“Nell’area di Santorini si è verificato il terremoto più forte degli ultimi anni nel mar Mediterraneo, nel 1956, con una magnitudo di 7.5, che ha causato uno tsunami con onde alte 20 metri. Non è prevedibile come evolverà l’escalation”.
A parlare, in esclusiva per Notizie.com, è Giuseppe Matrolorenzo, primo ricercatore dell’Istituto nazionale di geofisica e vulcanologia (Ingv). Abbiamo analizzato con lo studioso la crisi sismica in corso in queste ore presso l’isola greca di Santorini.
“L’isola è prossima ad un’area di subduzione – ha spiegato Mastrolorenzo – interessata allo scontro tra Africa ed Eurasia. Qui ci sono faglie attive di grande estensione e grandi magnitudo potenziali. Anche nel 2010 si è verificata una crisi sismica. Se ci sono faglie sulla soglia di rottura, i terremoti cominciano a diventare di magnitudo importante. Non è possibile fare previsioni”.
Mastrolorenzo in esclusiva a Notizie.com: “Santorini è una delle aree vulcaniche a maggior rischio in assoluto”
Lo sciame sismico sta facendo tremare da giorni la regione dell’Egeo ormai da giorni. La scossa più forte è stata registrata lunedì scorso con una magnitudo di 4.9. Tutte le scuole sull’isola e sulle isole vicine di Amorgos e Ios rimarranno chiuse fino a venerdì. Migliaia di turisti e residenti hanno già lasciato Santorini. Sono stati predisposti servizi aggiuntivi di aerei e traghetti. Una delle maggiori preoccupazioni è legata alla situazione della caldera di Santorini.
“I terremoti vulcanici hanno un’origine locale. – ha continuato lo studioso – Santorini è una delle aree vulcaniche a maggior rischio in assoluto. Qui sono avvenute le più grandi eruzioni in assoluto nel Mediterraneo qui. Nel 1600 a. C. è avvenuta la cosiddetta eruzione minoica. Il vulcano ha eruttato qualcosa come 60 miliardi di metri cubi di magma. Un’eruzione una dozzina di volte superiore a quella che distrusse Pompei. Ciò ha portato ad un’ulteriore collasso della caldera, in maniera simile a ciò che è accaduto per i Campi Flegrei”.

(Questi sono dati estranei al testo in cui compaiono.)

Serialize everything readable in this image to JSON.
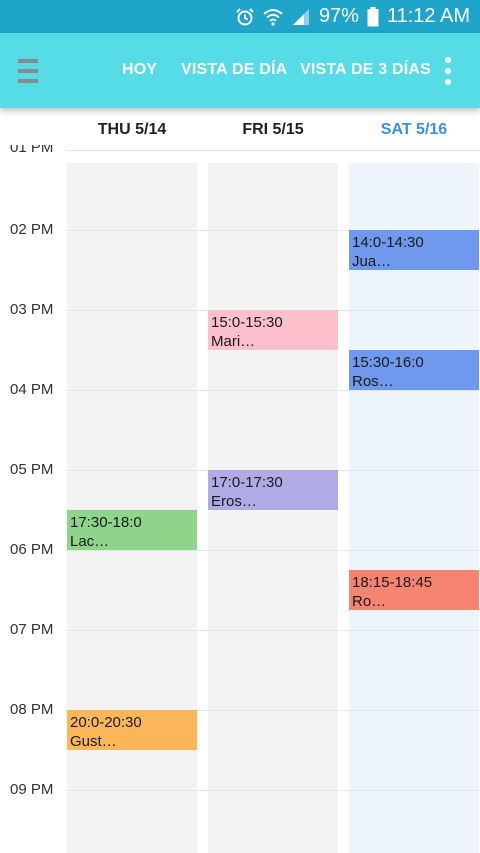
{
  "status_bar": {
    "battery": "97%",
    "time": "11:12 AM"
  },
  "toolbar": {
    "today_label": "HOY",
    "day_view_label": "VISTA DE DÍA",
    "three_day_label": "VISTA DE 3 DÍAS"
  },
  "days": [
    {
      "label": "THU 5/14"
    },
    {
      "label": "FRI 5/15"
    },
    {
      "label": "SAT 5/16",
      "is_today": true
    }
  ],
  "hours": [
    "01 PM",
    "02 PM",
    "03 PM",
    "04 PM",
    "05 PM",
    "06 PM",
    "07 PM",
    "08 PM",
    "09 PM"
  ],
  "events": [
    {
      "time": "17:30-18:0",
      "title": "Lac…",
      "color": "#8ed48a"
    },
    {
      "time": "20:0-20:30",
      "title": "Gust…",
      "color": "#fbb65a"
    },
    {
      "time": "15:0-15:30",
      "title": "Mari…",
      "color": "#fdbfcb"
    },
    {
      "time": "17:0-17:30",
      "title": "Eros…",
      "color": "#b0abe4"
    },
    {
      "time": "14:0-14:30",
      "title": "Jua…",
      "color": "#6e99ec"
    },
    {
      "time": "15:30-16:0",
      "title": "Ros…",
      "color": "#6e99ec"
    },
    {
      "time": "18:15-18:45",
      "title": "Ro…",
      "color": "#f78470"
    }
  ],
  "colors": {
    "status_bar": "#1ea5c9",
    "app_bar": "#55dce6",
    "today_accent": "#3a8fe8"
  }
}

Il premier greco Kyriakos Mitsotakis ha lanciato numerosi appelli alla calma. Ha affermato che i cittadini devono collaborare con le autorità e che la Grecia ha una comunità scientifica riconosciuta a livello mondiale che si occupa delle problematiche legate ai terremoti e ai vulcani. Mitsotakis ha comunque invitato la popolazione che si trova nelle zone costiere a spostarsi in luoghi più sicuri. Le strutture maggiormente monitorate in queste ore sono i complessi vulcanici Nea Kameni e Kolumbo e le faglie sottomarine.
“L’eruzione minoica che si è verificata 3600 anni fa ha generato un grande tsunami tra i responsabili della fine della civiltà minoica. – ha affermato il primo ricercatore Ingv – Sono stato spesso ad Akrotiri, l’antica città di Santorini, per motivi di studio. C’è una situazione simile a quella di Pompei. La città fu seppellita da pomici e ceneri, ma non sono state trovate vittime. È probabile che ci siano stati precursori lunghi e forti tali che la popolazione si è allontanata. Chi è andato via in questi giorni non si è sentito rassicurato dalle autorità. Del resto, credo che nessuno possa garantire nulla. Benché monitorata l’area, qualsiasi previsione è infondata. Si può solo sperare che la crisi rientri”.
Il rischio tsunami nel mar Mediterraneo
Secondo Mastrolorenzo, un terremoto di magnitudo superiore a 7 potrebbe generare uno tsunami. Un sisma sul fondo dell’Egeo, che raggiunge una profondità anche di 2/3mila metri, può innescare una perturbazione nella colonna d’acqua ed irradiare uno tsunami che si propagherebbe in maniera velocissima nel mar Mediterraneo. Le onde viaggerebbero a centinaia di chilometri orari, e il Mediterraneo sarebbe attraversato in poche ore.
“Storicamente gli tsunami del Mediterraneo hanno raggiunto altezze di alcune decine di metri, per cui già a 50 metri sul livello del mare la popolazione sarebbe in sicurezza. – ha concluso il ricercatore – Ma bisogna avere dei sistemi anti tsunami che avvertono rapidamente la popolazione costiera. In Italia questa, in teoria, è una delle azioni previste da It-alert. Bisogna seguire la crisi e capire quali sono le strutture interessate dalle sequenze sismiche. Conosciamo solo in parte le strutture tettoniche e ogni nuova sequenza ci porta a scoprire altre faglie sismogenetiche”.